Leo's had enough. "Fine. What do you tell a young woman with no place to go, and no identity, with villainous family hanging over her?" He doesn't need to say the rest: what do you say to someone just like me?

Pneuma is silent for a long time. Leo turns away, only to feel the girl's arms slide around his neck and pull him back into a hug. "You should have asked me first, Leo. But this time, I'll understand."

The two stay quietly together for a minute, then separate. Something else must fill the silence, and Leo volunteers it.

"Ilium is getting paid well for the Lemurian salvage, right? I talked to Una Mar about that. The reason they had to have us do it is that the wreck happened in United States waters. Somebody raised a fuss and insisted that some Americans be involved, so we got chosen. But everything's fine, she understands how it is."

Pneuma nods. "Good. That's good. And you were busy in the workshop after that. I know you, Leo. You got something from that."

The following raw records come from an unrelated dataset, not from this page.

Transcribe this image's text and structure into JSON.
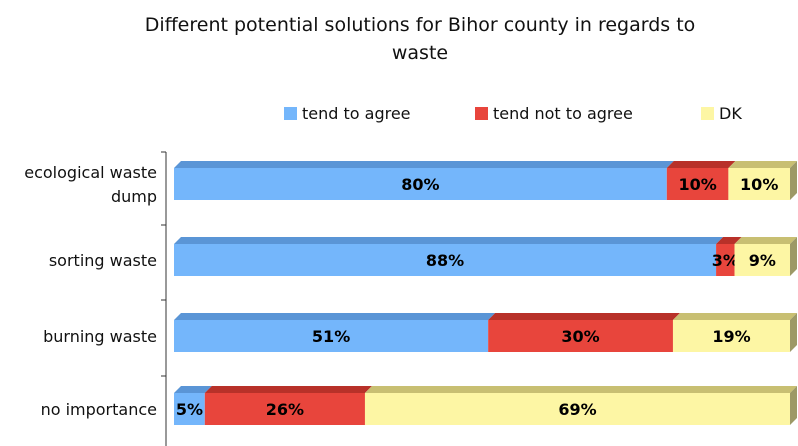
{
  "chart_data": {
    "type": "bar",
    "orientation": "horizontal",
    "stacked": true,
    "percent": true,
    "title_lines": [
      "Different potential solutions for Bihor county in regards to",
      "waste"
    ],
    "categories": [
      "ecological waste dump",
      "sorting waste",
      "burning waste",
      "no importance"
    ],
    "category_lines": [
      [
        "ecological waste",
        "dump"
      ],
      [
        "sorting waste"
      ],
      [
        "burning waste"
      ],
      [
        "no importance"
      ]
    ],
    "series": [
      {
        "name": "tend to agree",
        "values": [
          80,
          88,
          51,
          5
        ],
        "color": "#74b6fb",
        "top_color": "#5a95d6"
      },
      {
        "name": "tend not to agree",
        "values": [
          10,
          3,
          30,
          26
        ],
        "color": "#e8453c",
        "top_color": "#b83129"
      },
      {
        "name": "DK",
        "values": [
          10,
          9,
          19,
          69
        ],
        "color": "#fdf6a4",
        "top_color": "#c8bf72"
      }
    ],
    "value_labels": [
      [
        "80%",
        "10%",
        "10%"
      ],
      [
        "88%",
        "3%",
        "9%"
      ],
      [
        "51%",
        "30%",
        "19%"
      ],
      [
        "5%",
        "26%",
        "69%"
      ]
    ],
    "legend_position": "top",
    "xlim": [
      0,
      100
    ],
    "grid": false
  }
}
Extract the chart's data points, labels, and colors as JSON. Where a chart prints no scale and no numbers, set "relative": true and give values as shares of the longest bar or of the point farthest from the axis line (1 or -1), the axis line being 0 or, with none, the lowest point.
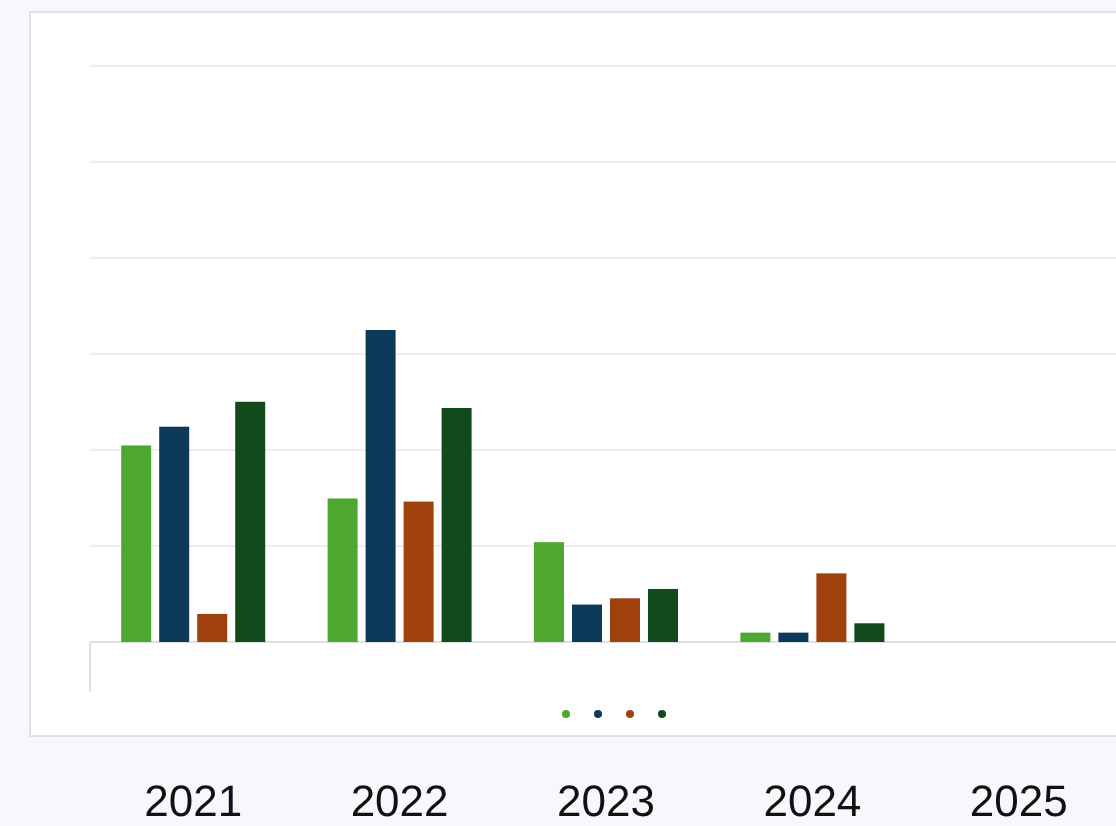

Leo's enthusiasm bubbles out. "Metastable metallic hydrogen. The Lemurians have been working underwater, miles deep, since before America was colonized. Their ships are coated with an artificial crystalline shell that resists and contains extreme pressure. If there's a breach, the crystal automatically expands to seal it, like coagulation in blood. Well, I found a way to use that to create high-pressure chambers to create metallic hydrogen!"

Pneuma isn't dumb, but sometimes Leo needs to be grounded. Asking questions always does the trick. "Okay. Tell me the practical application."

The young man is ready for this. "Thrusters. The specific impulse of MSMH is five times that of the space shuttles H2O2 fuel mix - the richest, most energy-dense fuel we're using in commercial applications today. I can build rockets into Otto. If I can get my hands on a jet-powered craft, I can create a new flying robot. I can fly, Pneuma, I can fly!"

Pneuma smiles proudly. "Good. Now make sure you don't blow yourself up, and we'll see about funding whatever equipment you need to make this happen."